Gold ended flat on Wednesday following a brief rally to one-month highs after Israel said two Iranian warships planned to sail through the Suez canal en route to Syria, calling the move a “provocation”.

Israel’s comment gave a further safe-haven boost to gold, already underpinned by geopolitical tensions as anti-government protests inspired by revolts that toppled rulers in Tunisia and Egypt gain pace around the Arab world.

“The gold market is starting to pay more attention to the external geopolitical events rather than the positive economic data, which would have kept the market sharply lower,” said Frank McGhee, head precious metals trader at Integrated Brokerage Service.

Analysts said technical buying continued to support bullion after it breached key resistance at its 50-day and 100-day moving averages on Tuesday.

Spot gold hit a one-month high of $1,381.84 an ounce after Israel’s announcement, before trimming gains. It was up 0.1 percent at $1,374.20 by 2:21 p.m. EST (1921 GMT).

The U.S. gold contract for April delivery settled up $1 at $1,375.10 an ounce, with volume about 40 percent below its 30-day moving average. That was in line with recent lower-than-normal turnover, a possible sign of dwindling interest.

Bullion’s appeal as a safe-haven investment could increase due to heightened tensions in the Middle East and North Africa.

The Iranian naval contingent described by Israeli Foreign Minister Avigdor Lieberman would pose no significant military threat to Israel but could spell the closest-ever encounter by the forces of the two old foes, who are geographically distant.

Meanwhile, anti-government protests were reported in tightly controlled oil producer Libya, sandwiched between Egypt and Tunisia, while new protests erupted in Bahrain, Yemen and Iran.

Gold remained in a relatively narrow trading range as the Middle Eastern tensions and concerns over the inflation outlook underpinned prices, while a bigger appetite for higher-yielding assets curbed fresh buying interest.

“There are a number of conflicting signals for what is usually driving gold,” said Peter Fertig, a consultant at Quantitative Commodity Research. “This is currently leading to a bit more sideways trading.”

U.S. data showed housing starts and the producer price index for January came in above expectations.

Core wholesale prices in the United States rose at their fastest rate in more than two years, raising some concerns about inflation, but economists said the recovery was too weak for a big spike in consumer prices.

Gold also benefited as the dollar slumped after the Israeli foreign minister’s comments.

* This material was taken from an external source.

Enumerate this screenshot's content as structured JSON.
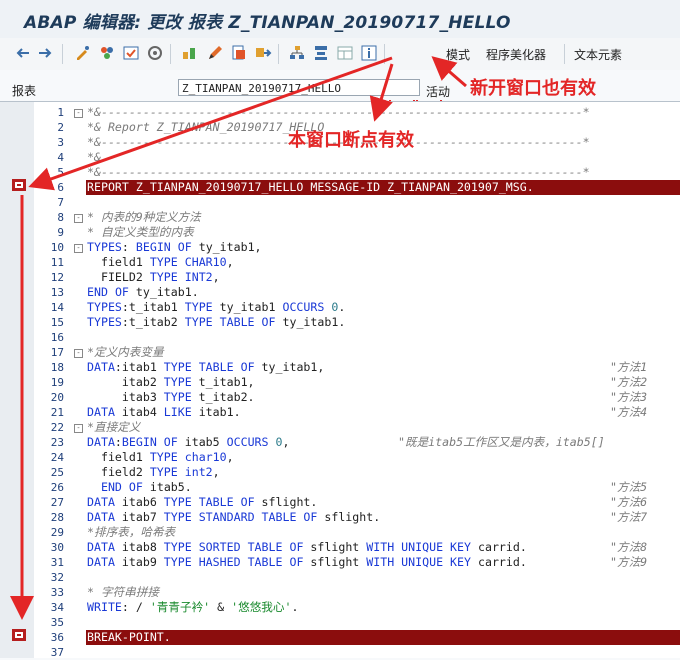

A potential conflict in the Middle East could hurt the U.S. economy, weighing on the greenback.


Gold prices are taking some support from a reduction in outflows from physically backed exchange-traded funds, whose gold holdings fell significantly in January.

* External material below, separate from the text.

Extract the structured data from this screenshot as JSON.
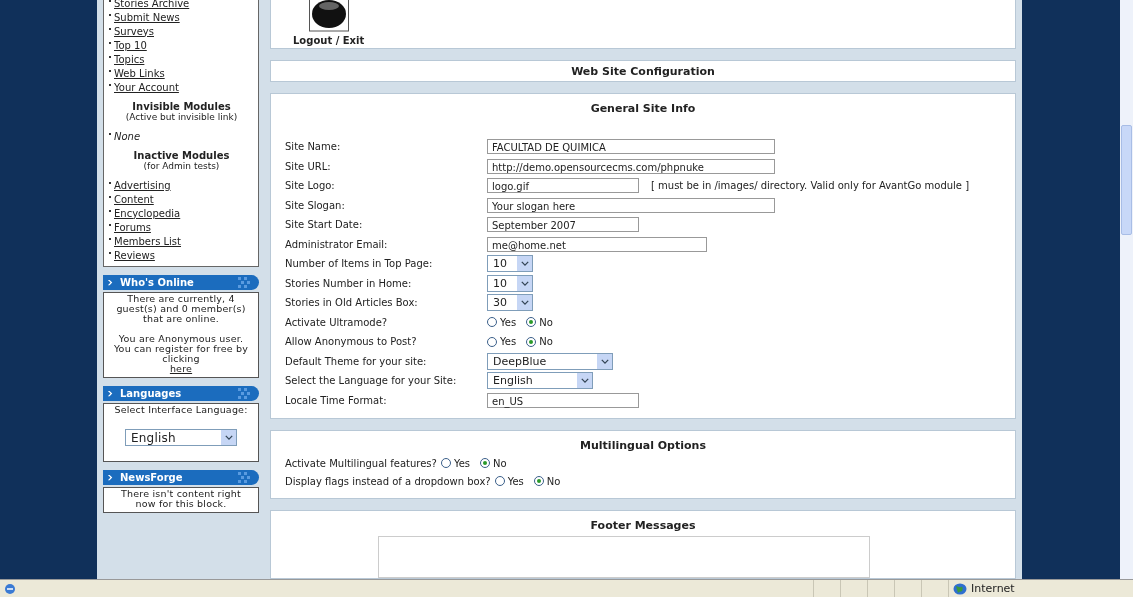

Holdings of the largest, New York’s SPDR Gold Trust, eased to a nine-month low on Tuesday, but outflows this month so far are well below January’s levels.

Meanwhile, an Industrial and Commercial Bank of China executive said Chinese demand for physical gold and gold-related investments was growing at an “explosive” pace and set to remain robust amid inflation concerns.

Among other precious metals, silver eased 0.3 percent to $30.66 an ounce. Platinum slipped 0.1 percent to $1,824.50, while palladium inched up 0.1 percent to $835.72, having touched a 10-year high at $847 on Tuesday.